Ab dem 1. Januar 2014 dürfte sich mancher Kunde den Weg zur nächtlichen Notdienstapotheke vielleicht auch zweimal überlegen, wenn er etwa in die Nachbarstadt führt. Künftig soll es keine Apotheken mehr geben, die Spätdienste bis 22 Uhr anbieten, sondern nur noch 24-Stunden-Notdienste. Der Geschäftsführer der Apothekerkammer, Stefan Derix, spricht von einer technischen und organisatorischen Optimierung, die an der Dichte des Versorgungsnetzes nichts ändern werde. Die kleinen lokalen Versorgungsnetze werden Teil eines großen Versorgungsnetzes. Im Innenstadtbereich soll es auf jeden Fall eine notdienstbereite Apotheke geben, von der die nächste notdienstbereite Apotheke durchschnittlich 2,8 und maximal 10 Kilometer entfern sein wird.

„Die Planung ergibt Sinn und wird für die Kunden keine großartigen Veränderungen mit sich bringen“, glaubt der Vertrauensmann der Mülheimer Apotheker, Hannu Kratz. Er räumt aber ein, dass es künftig öfter vorkommen könnte, dass Mülheimer nach Oberhausen oder in andere Nachbarstädte fahren müssen. Die Details der Apothekennotdienstplanung sollen Mitte September vorliegen und nach einer Feinabstimmung vor Ort im November festgelegt und später auf der Internetseite der Apothekerkammer www.aknr.de abrufbar sein.
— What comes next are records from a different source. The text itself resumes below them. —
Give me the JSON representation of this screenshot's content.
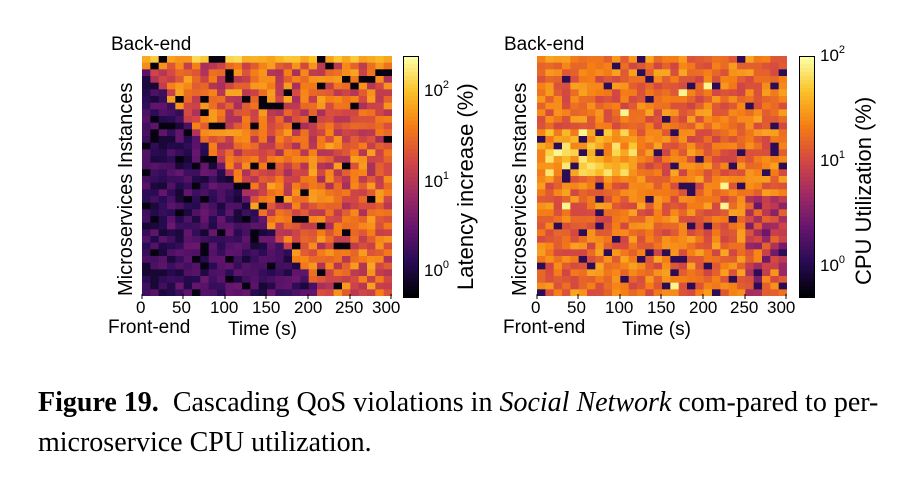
{
  "charts": [
    {
      "top_label": "Back-end",
      "bottom_label": "Front-end",
      "ylabel": "Microservices Instances",
      "xlabel": "Time (s)",
      "xticks": [
        "0",
        "50",
        "100",
        "150",
        "200",
        "250",
        "300"
      ],
      "colorbar_label": "Latency increase (%)",
      "colorbar_ticks": [
        {
          "base": "10",
          "exp": "2"
        },
        {
          "base": "10",
          "exp": "1"
        },
        {
          "base": "10",
          "exp": "0"
        }
      ]
    },
    {
      "top_label": "Back-end",
      "bottom_label": "Front-end",
      "ylabel": "Microservices Instances",
      "xlabel": "Time (s)",
      "xticks": [
        "0",
        "50",
        "100",
        "150",
        "200",
        "250",
        "300"
      ],
      "colorbar_label": "CPU Utilization (%)",
      "colorbar_ticks": [
        {
          "base": "10",
          "exp": "2"
        },
        {
          "base": "10",
          "exp": "1"
        },
        {
          "base": "10",
          "exp": "0"
        }
      ]
    }
  ],
  "caption": {
    "label": "Figure 19.",
    "text_before": "Cascading QoS violations in ",
    "italic": "Social Network",
    "text_after": " com-pared to per-microservice CPU utilization."
  },
  "chart_data": [
    {
      "type": "heatmap",
      "xlabel": "Time (s)",
      "ylabel": "Microservices Instances",
      "xlim": [
        0,
        300
      ],
      "colorbar_label": "Latency increase (%)",
      "colorbar_scale": "log",
      "colorbar_range": [
        0.5,
        250
      ],
      "rows_top_to_bottom": 36,
      "columns": 30,
      "colormap": "inferno"
    },
    {
      "type": "heatmap",
      "xlabel": "Time (s)",
      "ylabel": "Microservices Instances",
      "xlim": [
        0,
        300
      ],
      "colorbar_label": "CPU Utilization (%)",
      "colorbar_scale": "log",
      "colorbar_range": [
        0.5,
        100
      ],
      "rows_top_to_bottom": 36,
      "columns": 30,
      "colormap": "inferno"
    }
  ]
}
Der Vorsitzende des Seniorenbeirates und ehemalige Rot-Kreuz-Geschäftsführer, Helmut Storm, macht diese Aussicht skeptisch: „Vor allem für weniger mobile Senioren und Bürger, die kein Auto haben wäre es eine Zumutung, wenn sie nachts mit dem Taxi in eine Nachbarstadt fahren müssten, weil dann ja keine Busse und Bahnen fahren.“ Angesichts des dichten und auch wirtschaftlich einträglichen Mülheimer Apothekennetzes kann sich Storm nicht vorstellen, dass die Aufrechterhaltung eines lokalen Notdienstnetzes ein unüberwindliches Problem darstellen sollte. Storm: „Bei dem Wort Optimierung habe ich Bauchschmerzen und frage mich, wem diese Optimierung am Ende wirklich nutzen wird.“

47Apotheken gibt es zurzeit in Mülheim. Alle 22 Tage muss ein Apotheker Nachtdienst machen. Mülheim ist eine von 69 Regionen der Apothekerkammer Nordrhein. Bisher wurde der Apothekennotdienst nur mit einer Zusatzgebühr von 2,50 Euro pro verkaufter Verpackung honoriert. Jetzt hat der Bundesgesetzgeber im Apothekennotdienstsicherungsgesetz ein Pauschalhonorar von etwa 200 Euro pro Notdienst festgelegt. Das Geld kommt aus einem Fonds, der über eine um 16 Cent erhöhte Verpackungsgebühr von den Krankenkassen finanziert wird.